The Reviews of The Terror of Hallow's Eve and Revelator were originally published on www.bloody-flicks.co.uk 

Thursday 7 September 2017

mother! (US 2017: Dir Darren Aronofsky)

In Darren Aronofsky’s deeply allegorical and stunning mother! Jennifer Lawrence is a young woman who has moved into a huge ‘fixer upper’ house in an unspecified location with her poet husband Javier Bardem – in the credits she is ‘mother’ and he is, well, ‘HIM.’ She’s done all the fixer-upping following a fire which has previously devastated the house, while he has been struggling with writer’s block, hasn’t written a thing for months, and seems rather distant from her.

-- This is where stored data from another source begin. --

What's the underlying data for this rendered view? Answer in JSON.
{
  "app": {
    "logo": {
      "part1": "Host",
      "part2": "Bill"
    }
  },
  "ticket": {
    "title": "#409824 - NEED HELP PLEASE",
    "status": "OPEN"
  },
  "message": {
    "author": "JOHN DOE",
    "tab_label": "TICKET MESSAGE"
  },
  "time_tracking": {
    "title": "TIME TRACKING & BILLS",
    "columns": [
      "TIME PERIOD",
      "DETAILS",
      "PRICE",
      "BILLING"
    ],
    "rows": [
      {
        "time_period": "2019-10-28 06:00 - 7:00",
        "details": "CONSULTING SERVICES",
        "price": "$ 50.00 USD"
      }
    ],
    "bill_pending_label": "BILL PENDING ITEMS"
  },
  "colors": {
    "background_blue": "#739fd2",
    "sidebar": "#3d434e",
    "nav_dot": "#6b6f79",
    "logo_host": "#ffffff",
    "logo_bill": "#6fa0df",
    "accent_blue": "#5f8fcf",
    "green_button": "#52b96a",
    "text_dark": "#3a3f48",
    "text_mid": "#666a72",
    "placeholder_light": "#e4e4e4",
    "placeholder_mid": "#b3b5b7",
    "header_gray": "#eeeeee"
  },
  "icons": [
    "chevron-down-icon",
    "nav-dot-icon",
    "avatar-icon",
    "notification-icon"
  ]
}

Into this rather imbalanced and awkward setup an older guy (Ed Harris) arrives at the front door, mistakenly thinking it’s a B&B. Bardem quickly befriends the man and invites him to stay overnight – the first in a series of unwanted occupations of the house (at least by Lawrence’s character) that drive the drama of the film - and soon Harris is joined by his drunken wife (a superb, witty performance by Michelle Pfeiffer – so good to have her back on our screens again) and later their bickering sons.

Tragedy strikes when one of the offspring is seriously wounded following a fight about Harris's will (he is dying and has actually come to the house to meet ‘HIM’ being a big fan of the poet’s work). Harris subsequently becomes ill and the party, including Bardem, leave ‘mother’ alone to go in search of a hospital. Lawrence is left to mop up the blood from the fight and discovers a strange, almost fleshlike bleeding hole in the floor. Soon Bardem returns, not on his own but with a party of mourners; the wounded son has died. At Lawrence’s insistence the party are asked to leave the house, which seems to precipitate a defrosting between husband and wife – as a result ‘mother’ becomes, er, an expectant mother and Bardem's character starts writing again. But as Lawrence nears full term, the poet’s latest work, clearly the best thing he’s ever produced, draws a growing crowd of fans to the house to meet their hero. And then the third house invasion begins.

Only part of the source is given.